Ein Brief, der zu spät kam – und doch genau richtig.

In Erinnerung an euch

Neulich habe ich gesagt, wie gut ich mich heute wohl mit euch beiden verstehen würde.
Und dieser Gedanke hat mich nicht mehr losgelassen.

Denn irgendwie hatte ich nie die Chance, wirklich Enkelin zu sein – zumindest nicht so, wie man sich das vorstellt. Oder wie ich es von anderen erzählt bekomme.

Die kurze Zeit, die ich mit euch verbringen durfte, habe ich erst viel später wirklich zu schätzen gelernt.
Heute frage ich mich oft, was ihr eigentlich von mir dachtet. Habt ihr mich gemocht?
Ich mochte euch jedenfalls sehr – und denke oft an euch zurück.

An Omas komplett versalzene, fettige Sonntagsnudelsuppe, die sie selbst nie aß.
An den Menthol-Kaugummi, der mich bis heute an Opa erinnert.
An seine alte, halb kaputte Tasse, die er überallhin mitnahm – als gehörte sie einfach zu ihm.

Ich denke daran, wie Opa mir Schach beibrachte.
Wie er mich nie gewinnen ließ – aber so tat, als wäre es knapp.
Das Schachbrett lag immer am selben Ort.
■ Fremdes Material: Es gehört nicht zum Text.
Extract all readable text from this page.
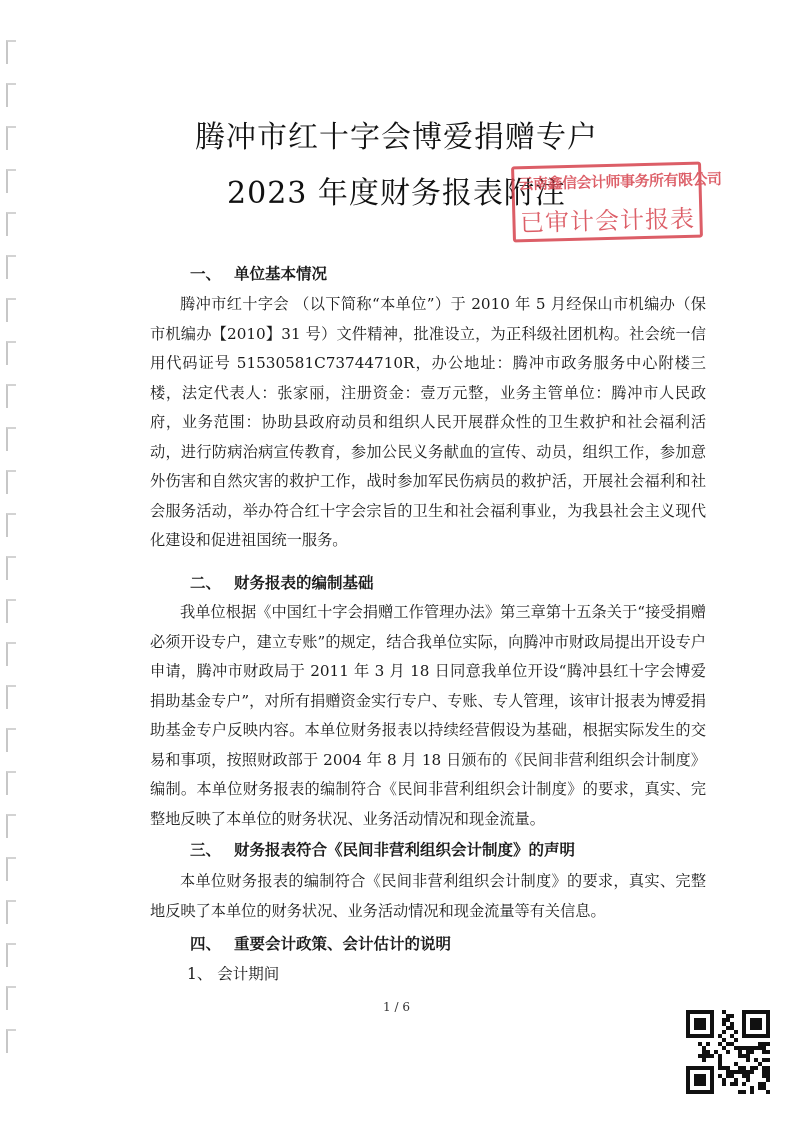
腾冲市红十字会博爱捐赠专户
2023 年度财务报表附注
云南鑫信会计师事务所有限公司
已审计会计报表
一、 单位基本情况

腾冲市红十字会 （以下简称“本单位”）于 2010 年 5 月经保山市机编办（保市机编办【2010】31 号）文件精神，批准设立，为正科级社团机构。社会统一信用代码证号 51530581C73744710R，办公地址：腾冲市政务服务中心附楼三楼，法定代表人：张家丽，注册资金：壹万元整，业务主管单位：腾冲市人民政府，业务范围：协助县政府动员和组织人民开展群众性的卫生救护和社会福利活动，进行防病治病宣传教育，参加公民义务献血的宣传、动员，组织工作，参加意外伤害和自然灾害的救护工作，战时参加军民伤病员的救护活，开展社会福利和社会服务活动，举办符合红十字会宗旨的卫生和社会福利事业，为我县社会主义现代化建设和促进祖国统一服务。

二、 财务报表的编制基础

我单位根据《中国红十字会捐赠工作管理办法》第三章第十五条关于“接受捐赠必须开设专户，建立专账”的规定，结合我单位实际，向腾冲市财政局提出开设专户申请，腾冲市财政局于 2011 年 3 月 18 日同意我单位开设“腾冲县红十字会博爱捐助基金专户”，对所有捐赠资金实行专户、专账、专人管理，该审计报表为博爱捐助基金专户反映内容。本单位财务报表以持续经营假设为基础，根据实际发生的交易和事项，按照财政部于 2004 年 8 月 18 日颁布的《民间非营利组织会计制度》编制。本单位财务报表的编制符合《民间非营利组织会计制度》的要求，真实、完整地反映了本单位的财务状况、业务活动情况和现金流量。

三、 财务报表符合《民间非营利组织会计制度》的声明

本单位财务报表的编制符合《民间非营利组织会计制度》的要求，真实、完整地反映了本单位的财务状况、业务活动情况和现金流量等有关信息。

四、 重要会计政策、会计估计的说明
1、 会计期间
1 / 6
Ein Ort, den ich allein gar nicht erreichen konnte.

Oder an die Nachmittage mit Oma, wenn wir zeichneten.
Ihre feinen Skizzen, die sie beiseiteschob, um meine immer gleiche Zeichnung mit dem kleinen Haus und der Sonne in der Ecke zu loben, während ich heimlich ihre Zeichnung bewunderte.

Wir haben nie viel miteinander geredet – vielleicht, weil Worte zwischen uns gar nicht nötig waren.
Ihr habt mich immer schon mehr als Erwachsene gesehen, anstatt als Kind.
Und ich sah euch als kleine Ruhepause im ersten Stock des gebrochenen Hauses – einen Ort, an den ich fliehen konnte, wenn unten alles zu laut war.
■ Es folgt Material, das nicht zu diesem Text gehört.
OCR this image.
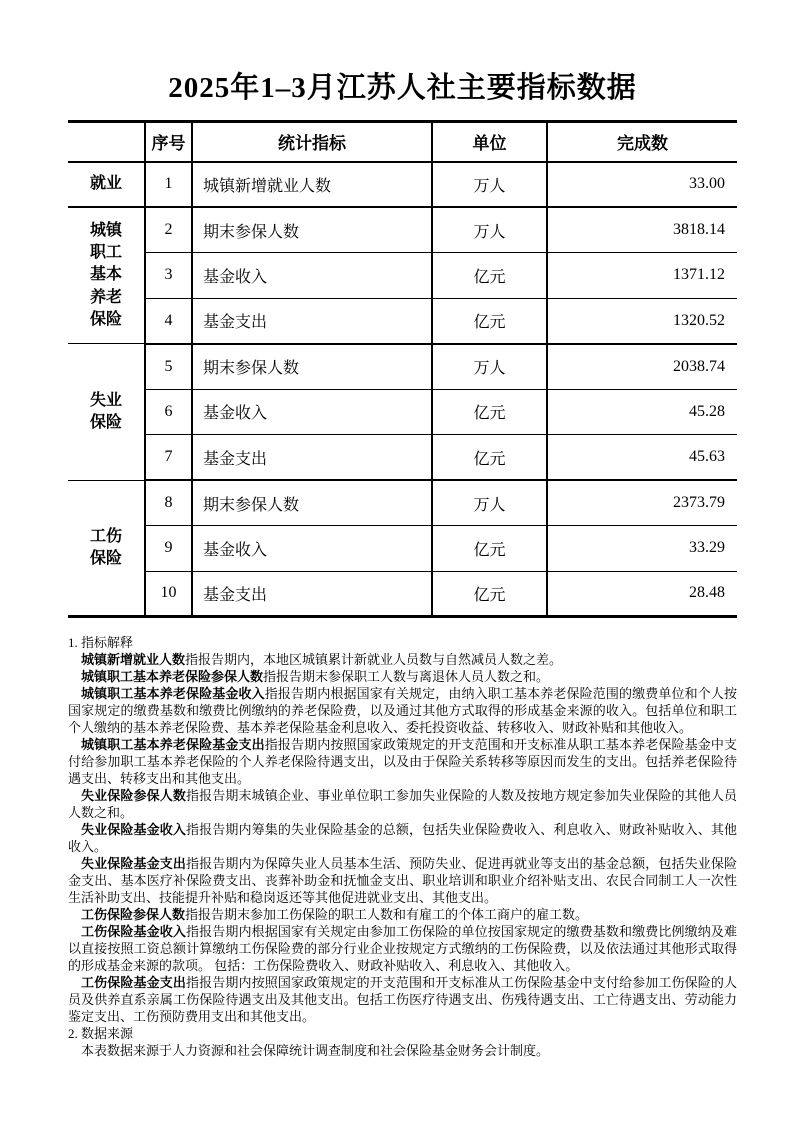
2025年1–3月江苏人社主要指标数据
	序号	统计指标	单位	完成数

就业	1	城镇新增就业人数	万人	33.00

城镇职工基本养老保险	2	期末参保人数	万人	3818.14
	3	基金收入	亿元	1371.12
	4	基金支出	亿元	1320.52

失业保险	5	期末参保人数	万人	2038.74
	6	基金收入	亿元	45.28
	7	基金支出	亿元	45.63

工伤保险	8	期末参保人数	万人	2373.79
	9	基金收入	亿元	33.29
	10	基金支出	亿元	28.48
1. 指标解释

城镇新增就业人数指报告期内，本地区城镇累计新就业人员数与自然减员人数之差。

城镇职工基本养老保险参保人数指报告期末参保职工人数与离退休人员人数之和。

城镇职工基本养老保险基金收入指报告期内根据国家有关规定，由纳入职工基本养老保险范围的缴费单位和个人按国家规定的缴费基数和缴费比例缴纳的养老保险费，以及通过其他方式取得的形成基金来源的收入。包括单位和职工个人缴纳的基本养老保险费、基本养老保险基金利息收入、委托投资收益、转移收入、财政补贴和其他收入。

城镇职工基本养老保险基金支出指报告期内按照国家政策规定的开支范围和开支标准从职工基本养老保险基金中支付给参加职工基本养老保险的个人养老保险待遇支出，以及由于保险关系转移等原因而发生的支出。包括养老保险待遇支出、转移支出和其他支出。

失业保险参保人数指报告期末城镇企业、事业单位职工参加失业保险的人数及按地方规定参加失业保险的其他人员人数之和。

失业保险基金收入指报告期内筹集的失业保险基金的总额，包括失业保险费收入、利息收入、财政补贴收入、其他收入。

失业保险基金支出指报告期内为保障失业人员基本生活、预防失业、促进再就业等支出的基金总额，包括失业保险金支出、基本医疗补保险费支出、丧葬补助金和抚恤金支出、职业培训和职业介绍补贴支出、农民合同制工人一次性生活补助支出、技能提升补贴和稳岗返还等其他促进就业支出、其他支出。

工伤保险参保人数指报告期末参加工伤保险的职工人数和有雇工的个体工商户的雇工数。

工伤保险基金收入指报告期内根据国家有关规定由参加工伤保险的单位按国家规定的缴费基数和缴费比例缴纳及难以直接按照工资总额计算缴纳工伤保险费的部分行业企业按规定方式缴纳的工伤保险费，以及依法通过其他形式取得的形成基金来源的款项。 包括：工伤保险费收入、财政补贴收入、利息收入、其他收入。

工伤保险基金支出指报告期内按照国家政策规定的开支范围和开支标准从工伤保险基金中支付给参加工伤保险的人员及供养直系亲属工伤保险待遇支出及其他支出。包括工伤医疗待遇支出、伤残待遇支出、工亡待遇支出、劳动能力鉴定支出、工伤预防费用支出和其他支出。

2. 数据来源

本表数据来源于人力资源和社会保障统计调查制度和社会保险基金财务会计制度。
Taten haben zwischen uns immer lauter gesprochen als Worte.
Und im Nachhinein bin ich dankbar für genau das.
Ich wusste schon damals, dass ihr genau wusstet, was unten im Erdgeschoss geschah – und dass ihr nichts dagegen tun konntet.

Trotzdem war ich euch nie böse.
Nicht damals, und auch heute nicht.
Wir waren alle auf unsere Weise gefangen in diesem Haus – einem Ort, an dem keiner von uns wirklich sein wollte.
Vielleicht war es genau das, was uns verbunden hat.

Noch ein Grund, warum ich niemals bereuen könnte, genau diesen Mann als Vater zu haben:
Mit ihm kamt auch ihr – meine Großeltern, die mich in so kurzer Zeit so tief geprägt haben.

Ich habe mich nie richtig von euch verabschiedet.
Nie wirklich getrauert oder geweint.
Einen Tag wart ihr noch da – und plötzlich nicht mehr.
Ich wusste immer: Wenn einer von euch geht, dauert es nicht lange, bis der andere folgt.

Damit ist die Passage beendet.